Between one third and one half of drivers pulled over by certain East Haven police officers in 2009 and 2010 were Latino, the investigators found, while Latinos make up only about 10 percent of the area’s population. They also discovered that Latinos faced harsher punishments for minor violations than did non-Latinos, and that at least once an officer looked up a moving car’s insurance information to find a reason to stop it.
“No matter how we looked at it, we found problems,” said Roy Austin Jr., deputy assistant attorney general for the Justice Department’s civil rights division. He said certain police squads pulled over an “extraordinarily high” number of Latinos.
The investigation started in September 2009, when Latinos in East Haven claimed they were being unfairly targeted by police.

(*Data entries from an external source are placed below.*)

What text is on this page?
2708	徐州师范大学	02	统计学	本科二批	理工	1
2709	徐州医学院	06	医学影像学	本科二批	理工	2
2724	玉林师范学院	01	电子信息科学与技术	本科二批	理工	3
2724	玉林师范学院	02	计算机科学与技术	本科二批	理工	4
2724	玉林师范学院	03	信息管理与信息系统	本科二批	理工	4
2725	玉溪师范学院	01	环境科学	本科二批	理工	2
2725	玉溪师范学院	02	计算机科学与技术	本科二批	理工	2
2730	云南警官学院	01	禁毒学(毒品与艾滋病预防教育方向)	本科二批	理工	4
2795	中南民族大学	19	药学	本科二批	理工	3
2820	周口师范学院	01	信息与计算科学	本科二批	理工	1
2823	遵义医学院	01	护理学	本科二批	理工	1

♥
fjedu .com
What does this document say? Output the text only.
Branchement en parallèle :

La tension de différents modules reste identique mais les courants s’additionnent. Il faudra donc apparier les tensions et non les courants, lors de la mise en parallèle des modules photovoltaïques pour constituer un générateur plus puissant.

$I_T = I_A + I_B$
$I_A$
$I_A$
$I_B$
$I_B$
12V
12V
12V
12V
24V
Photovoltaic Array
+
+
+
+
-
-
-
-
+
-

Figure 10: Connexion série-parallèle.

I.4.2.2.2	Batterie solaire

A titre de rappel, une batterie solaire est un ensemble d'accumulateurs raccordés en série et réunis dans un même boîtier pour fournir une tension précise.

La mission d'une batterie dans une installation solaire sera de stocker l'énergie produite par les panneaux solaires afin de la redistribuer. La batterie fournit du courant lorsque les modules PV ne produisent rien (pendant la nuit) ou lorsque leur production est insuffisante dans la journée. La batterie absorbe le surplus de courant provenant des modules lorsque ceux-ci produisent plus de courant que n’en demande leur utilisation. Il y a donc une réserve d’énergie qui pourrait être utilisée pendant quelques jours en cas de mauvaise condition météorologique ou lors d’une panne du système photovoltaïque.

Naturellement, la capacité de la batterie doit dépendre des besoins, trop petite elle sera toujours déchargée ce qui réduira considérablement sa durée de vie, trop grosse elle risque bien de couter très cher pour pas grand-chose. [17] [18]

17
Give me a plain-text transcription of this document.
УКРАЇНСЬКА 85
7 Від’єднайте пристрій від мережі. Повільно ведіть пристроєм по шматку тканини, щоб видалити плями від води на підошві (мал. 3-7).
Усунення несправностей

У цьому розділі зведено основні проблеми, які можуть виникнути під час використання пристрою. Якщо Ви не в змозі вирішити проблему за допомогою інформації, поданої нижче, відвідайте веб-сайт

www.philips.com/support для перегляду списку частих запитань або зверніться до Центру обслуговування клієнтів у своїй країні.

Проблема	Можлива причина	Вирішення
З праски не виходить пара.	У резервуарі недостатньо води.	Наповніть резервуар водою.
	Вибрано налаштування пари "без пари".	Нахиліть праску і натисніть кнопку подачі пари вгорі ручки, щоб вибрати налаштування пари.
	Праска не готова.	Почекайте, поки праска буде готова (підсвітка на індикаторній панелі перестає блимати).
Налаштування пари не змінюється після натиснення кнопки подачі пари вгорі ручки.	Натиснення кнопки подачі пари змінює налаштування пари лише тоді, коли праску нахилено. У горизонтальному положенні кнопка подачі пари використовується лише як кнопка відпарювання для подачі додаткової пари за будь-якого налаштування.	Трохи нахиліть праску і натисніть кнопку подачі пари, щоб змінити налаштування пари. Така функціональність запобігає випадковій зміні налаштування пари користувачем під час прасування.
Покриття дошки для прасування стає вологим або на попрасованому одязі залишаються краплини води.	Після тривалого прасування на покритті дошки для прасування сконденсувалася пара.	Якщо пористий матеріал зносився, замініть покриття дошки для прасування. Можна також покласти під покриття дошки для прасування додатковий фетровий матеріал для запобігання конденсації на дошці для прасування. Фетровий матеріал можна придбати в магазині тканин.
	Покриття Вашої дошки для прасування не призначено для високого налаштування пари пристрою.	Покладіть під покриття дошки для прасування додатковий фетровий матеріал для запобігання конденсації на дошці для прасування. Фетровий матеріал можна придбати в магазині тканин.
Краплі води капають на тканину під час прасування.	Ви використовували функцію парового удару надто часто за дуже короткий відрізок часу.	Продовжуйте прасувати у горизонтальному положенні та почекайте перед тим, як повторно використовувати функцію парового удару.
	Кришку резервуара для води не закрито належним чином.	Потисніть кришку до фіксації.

Austin said he and other Justice Department officials were confronted by a “blue wall of silence” from the police department and attempts to interfere with witnesses — for example, he said Police Chief Leonard Gallo told staff that he would be able to learn the names of people who cooperated with investigators.
Austin said he saw a “deliberate indifference” to fixing the problem among East Haven police, but he added that the Justice Department will reach out to police and local officials to push for reform. The FBI is conducting a separate investigation that could lead to criminal charges for individual officers.
Gallo was recently reinstated as police chief by East Haven Mayor Joseph Maturo, who took office last month. Gallo had been on paid administrative leave since last year, when the Justice Department issued a preliminary report of its investigation.